29.07. – Two tectonic shifts in as many months for one island: Shortly after the landmark referendum on gay marriage, the Republic of Ireland has become the fifth country in the world (following Argentina, Denmark, Malta and Colombia) to recognize the legal validity of what Deputy Prime Minister Joan Burton describes as “preferred gender”. President Michael D. Higgins signed the Gender Recognition Act into law on the July 22. Irish transgender adults will now be able to change the gender marker on their birth certificates and passports without prescribed surgery or hormone treatment, and intersex people will be able to have their gender legally acknowledged; a doctor’s approval and a statutory declaration of the intended permanence of their transition is all that’s required.
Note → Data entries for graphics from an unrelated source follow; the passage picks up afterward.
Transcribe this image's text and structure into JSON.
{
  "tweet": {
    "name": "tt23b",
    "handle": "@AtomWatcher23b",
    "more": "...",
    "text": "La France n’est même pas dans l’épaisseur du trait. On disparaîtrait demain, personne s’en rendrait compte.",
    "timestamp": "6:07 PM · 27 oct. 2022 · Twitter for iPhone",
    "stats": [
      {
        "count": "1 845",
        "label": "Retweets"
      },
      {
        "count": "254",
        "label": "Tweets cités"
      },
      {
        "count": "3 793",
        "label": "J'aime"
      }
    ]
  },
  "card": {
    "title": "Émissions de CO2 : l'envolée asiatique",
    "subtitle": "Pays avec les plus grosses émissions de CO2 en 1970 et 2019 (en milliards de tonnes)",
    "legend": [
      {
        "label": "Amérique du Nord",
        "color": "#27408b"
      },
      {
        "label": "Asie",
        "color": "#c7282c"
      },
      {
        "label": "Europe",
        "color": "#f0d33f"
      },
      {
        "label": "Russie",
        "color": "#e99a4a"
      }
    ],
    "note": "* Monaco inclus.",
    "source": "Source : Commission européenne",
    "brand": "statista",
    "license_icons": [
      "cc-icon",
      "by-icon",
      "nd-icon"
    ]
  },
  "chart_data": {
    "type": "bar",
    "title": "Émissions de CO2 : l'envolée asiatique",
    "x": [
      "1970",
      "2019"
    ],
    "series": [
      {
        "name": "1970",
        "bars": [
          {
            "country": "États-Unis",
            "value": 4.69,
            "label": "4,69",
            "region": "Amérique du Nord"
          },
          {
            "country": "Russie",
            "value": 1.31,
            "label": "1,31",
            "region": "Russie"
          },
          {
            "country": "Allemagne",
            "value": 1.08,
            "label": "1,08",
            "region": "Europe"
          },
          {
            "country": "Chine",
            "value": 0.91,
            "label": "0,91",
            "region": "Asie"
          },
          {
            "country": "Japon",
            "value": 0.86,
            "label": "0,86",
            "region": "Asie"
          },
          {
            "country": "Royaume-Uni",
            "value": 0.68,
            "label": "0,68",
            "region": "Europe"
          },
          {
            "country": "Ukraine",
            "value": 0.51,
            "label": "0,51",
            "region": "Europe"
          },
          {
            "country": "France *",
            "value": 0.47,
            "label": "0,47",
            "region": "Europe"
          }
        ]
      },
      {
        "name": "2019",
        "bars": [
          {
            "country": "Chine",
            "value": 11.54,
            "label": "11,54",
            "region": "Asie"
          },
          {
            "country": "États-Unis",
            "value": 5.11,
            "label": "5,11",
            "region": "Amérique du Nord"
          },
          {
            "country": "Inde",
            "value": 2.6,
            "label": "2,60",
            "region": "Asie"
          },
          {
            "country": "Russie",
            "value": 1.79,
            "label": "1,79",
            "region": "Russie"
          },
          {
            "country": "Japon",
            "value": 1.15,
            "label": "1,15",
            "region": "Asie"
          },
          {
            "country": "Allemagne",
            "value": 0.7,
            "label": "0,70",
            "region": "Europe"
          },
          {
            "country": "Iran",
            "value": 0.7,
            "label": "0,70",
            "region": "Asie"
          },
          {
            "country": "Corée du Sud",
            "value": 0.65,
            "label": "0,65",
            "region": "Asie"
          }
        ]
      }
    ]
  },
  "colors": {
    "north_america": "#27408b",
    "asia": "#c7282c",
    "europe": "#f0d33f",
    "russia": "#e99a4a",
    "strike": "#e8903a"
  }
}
This from a country that, until a matter of weeks ago, refused any prospect of documentation change, and that insisted on divorce for married trans people who wished to have their transition recognized (a clause that would have presumably been rendered obsolete by the recent passing of the Marriage Equality Act). Irish trans people like Dr. Lydia Foy – who battled in court for over 20 years to legally change her gender – are finally recognized as equal citizens.

I come from Northern Ireland, not the Republic, and my own little part of the country generally follows the rule of Westminster, including the Gender Recognition Act of the United Kingdom, signed into effect back in 2004. (We sometimes like to make our own laws, though: For example, until 2006, in Northern Ireland it was legal to own any species of wild animal, and my own trans childhood was punctuated once a year with the well publicized escape of someone’s pet panther or orangutan.) Beyond the legal gap, though, I would dare to say that everyday life for trans people hasn’t differed much from North to South. As my own family in the North experienced, a doctor could in all seriousness – and with no apparent fear of breaking the Hippocratic Oath – refer a trans patient to a priest. From all the way over here in Berlin, it’s astonishing to watch what’s happening back in the Republic. What a change for a country which (like several others in Europe) was described by Amnesty International in 2014 as “violating the human rights of people trying to change their legal gender identities” through “blatant state discrimination” and a series of “invasive, degrading and inhumane hurdles”. Ireland should now lead by further example. States that still demand diagnoses of mental disorders, sterilization and divorce, take heed.